Suppose I have set of samples $(x_i,y_i), 1 \leq i \leq n$. I am interested in solving the following optimization problem:
$$
\min \sum_{i=1}^n (y_i-a^\top x_i)^2, \quad \text{s.t } \|a\|_{2} = 1.
$$
If we assume that $\sum_i x_i x_i^\top$ is invertible, I am wondering if one can prove that the solution to the above optimization problem is
$$
a^\ast=\frac{\left(\sum_i x_i x_i^\top \right)^{-1} (\sum_i x_i y_i)}{\|\left(\sum_i x_i x_i^\top \right)^{-1} (\sum_i x_i y_i)\|}
$$
Does the above solution still hold if we relax the constraint to be $\|a\|_{2} \leq 1$? Assuming that the above solution does not hold, in this inequality constrained case, does running a projected gradient descent guaranteed to find the true minimum since the problem is convex?
Best Answer
I will try to fully solve it later but just think of the following case, what if the Least Squares solution already have an $ {L}_{2} $ norm which is less then 1?
Your solution will scale it and probably will make not the optimal.
So the solution must be composed of 2 cases, 1 if the LS solution obeys the relaxed constraint and the other not.

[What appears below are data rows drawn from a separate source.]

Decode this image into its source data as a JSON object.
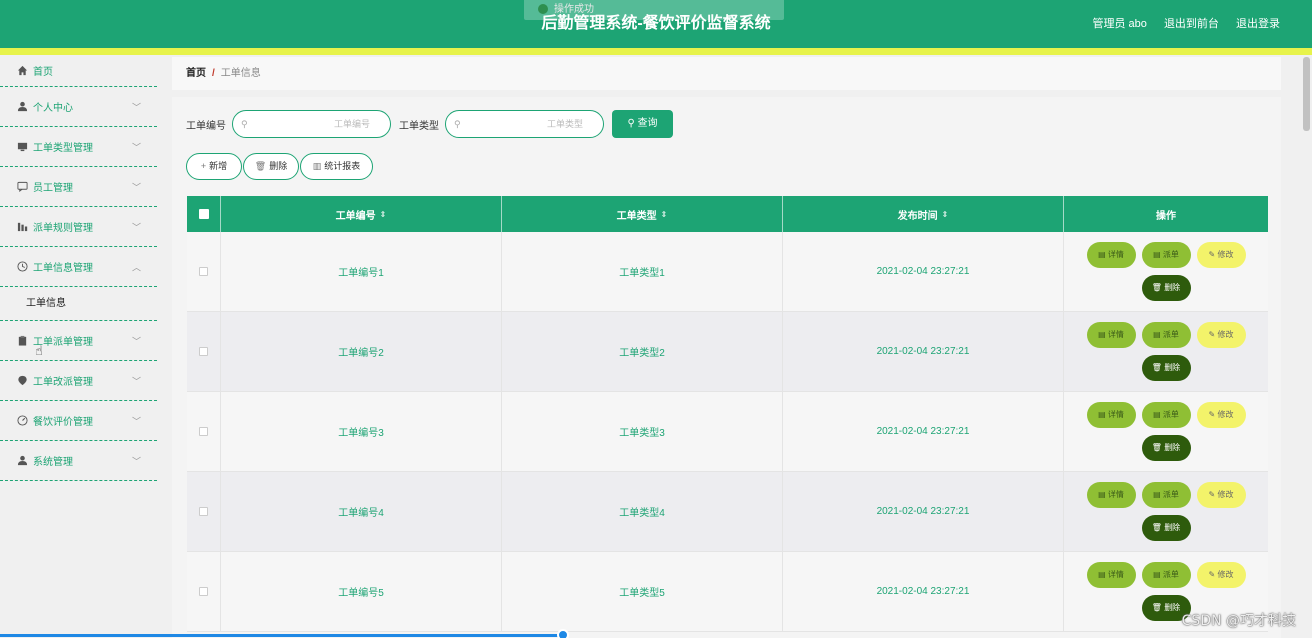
{
  "header": {
    "title": "后勤管理系统-餐饮评价监督系统",
    "toast": "操作成功",
    "user": "管理员 abo",
    "to_front": "退出到前台",
    "logout": "退出登录"
  },
  "sidebar": {
    "items": [
      {
        "label": "首页",
        "icon": "home-icon"
      },
      {
        "label": "个人中心",
        "icon": "user-icon"
      },
      {
        "label": "工单类型管理",
        "icon": "monitor-icon"
      },
      {
        "label": "员工管理",
        "icon": "chat-icon"
      },
      {
        "label": "派单规则管理",
        "icon": "chart-icon"
      },
      {
        "label": "工单信息管理",
        "icon": "clock-icon"
      },
      {
        "label": "工单派单管理",
        "icon": "clipboard-icon"
      },
      {
        "label": "工单改派管理",
        "icon": "pin-icon"
      },
      {
        "label": "餐饮评价管理",
        "icon": "gauge-icon"
      },
      {
        "label": "系统管理",
        "icon": "user-icon"
      }
    ],
    "sub_item": "工单信息"
  },
  "breadcrumb": {
    "home": "首页",
    "separator": "/",
    "current": "工单信息"
  },
  "search": {
    "label_no": "工单编号",
    "placeholder_no": "工单编号",
    "label_type": "工单类型",
    "placeholder_type": "工单类型",
    "query": "查询"
  },
  "actions": {
    "add": "新增",
    "delete": "删除",
    "report": "统计报表"
  },
  "table": {
    "headers": [
      "工单编号",
      "工单类型",
      "发布时间",
      "操作"
    ],
    "rows": [
      {
        "no": "工单编号1",
        "type": "工单类型1",
        "time": "2021-02-04 23:27:21"
      },
      {
        "no": "工单编号2",
        "type": "工单类型2",
        "time": "2021-02-04 23:27:21"
      },
      {
        "no": "工单编号3",
        "type": "工单类型3",
        "time": "2021-02-04 23:27:21"
      },
      {
        "no": "工单编号4",
        "type": "工单类型4",
        "time": "2021-02-04 23:27:21"
      },
      {
        "no": "工单编号5",
        "type": "工单类型5",
        "time": "2021-02-04 23:27:21"
      }
    ],
    "row_buttons": {
      "detail": "详情",
      "assign": "派单",
      "edit": "修改",
      "delete": "删除"
    }
  },
  "watermark": "CSDN @巧才科技",
  "colors": {
    "primary": "#1da474",
    "accent_strip": "#e7f34b",
    "pill_green": "#8fbf34",
    "pill_yellow": "#f3f36a",
    "pill_dark": "#2e5b0c"
  }
}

By the way, your solution, which is basically projection onto the Euclidean Unit Ball, can be the projection step in numerical solution using the Projected Gradient Method.
My Solution
First, let's rewrite the problem as:
$$ \begin{alignat*}{3} \text{minimize} & \quad & \frac{1}{2} \left\| A x - b \right\|_{2}^{2} \\ \text{subject to} & \quad & {x}^{T} x \leq 1 \end{alignat*} $$
The Lagrangian is given by:
$$ L \left( x, \lambda \right) = \frac{1}{2} \left\| A x - b \right\|_{2}^{2} + \frac{\lambda}{2} \left( {x}^{T} x - 1 \right) $$
The KKT Conditions are given by:
$$ \begin{align*} \nabla L \left( x, \lambda \right) = {A}^{T} \left( A x - b \right) + \lambda x & = 0 && \text{(1) Stationary Point} \\ \lambda \left( {x}^{T} x - 1 \right) & = 0 && \text{(2) Slackness} \\ {x}^{T} x & \leq 1 && \text{(3) Primal Feasibility} \\ \lambda & \geq 0 && \text{(4) Dual Feasibility} \end{align*} $$
From (1) one could see that the optimal solution is given by:
$$ \hat{x} = {\left( {A}^{T} A + \lambda I \right)}^{-1} {A}^{T} b $$
Which is basically the solution for Tikhonov Regularization of the Least Squares problem.
Now, from (2) if $ \lambda = 0 $ it means $ {x}^{T} x = 1 $ namely $ \left\| {\left( {A}^{T} A \right)}^{-1} {A}^{T} b \right\|_{2} = 1 $.
So one need to check the Least Squares solution first.
If $ \left\| {\left( {A}^{T} A \right)}^{-1} {A}^{T} b \right\|_{2} \leq 1 $ then $ \hat{x} = {\left( {A}^{T} A \right)}^{-1} {A}^{T} b $.
Otherwise, one need to find the optimal $ \hat{\lambda} $ such that $ \left\| {\left( {A}^{T} A + \lambda I \right)}^{-1} {A}^{T} b \right\| = 1 $.
For $ \lambda \geq 0 $ the function:
$$ f \left( \lambda \right) = \left\| {\left( {A}^{T} A + \lambda I \right)}^{-1} {A}^{T} b \right\| $$
Is monotonically descending and bounded below by $ 0 $.
Hence, all needed is to find the optimal value by any method by starting at $ 0 $.
Basically the methods is solving iteratively Tikhonov Regularized Least Squares problem.
A demo code + solver can be found in my StackExchange Mathematics Q2399321 GitHub Repository.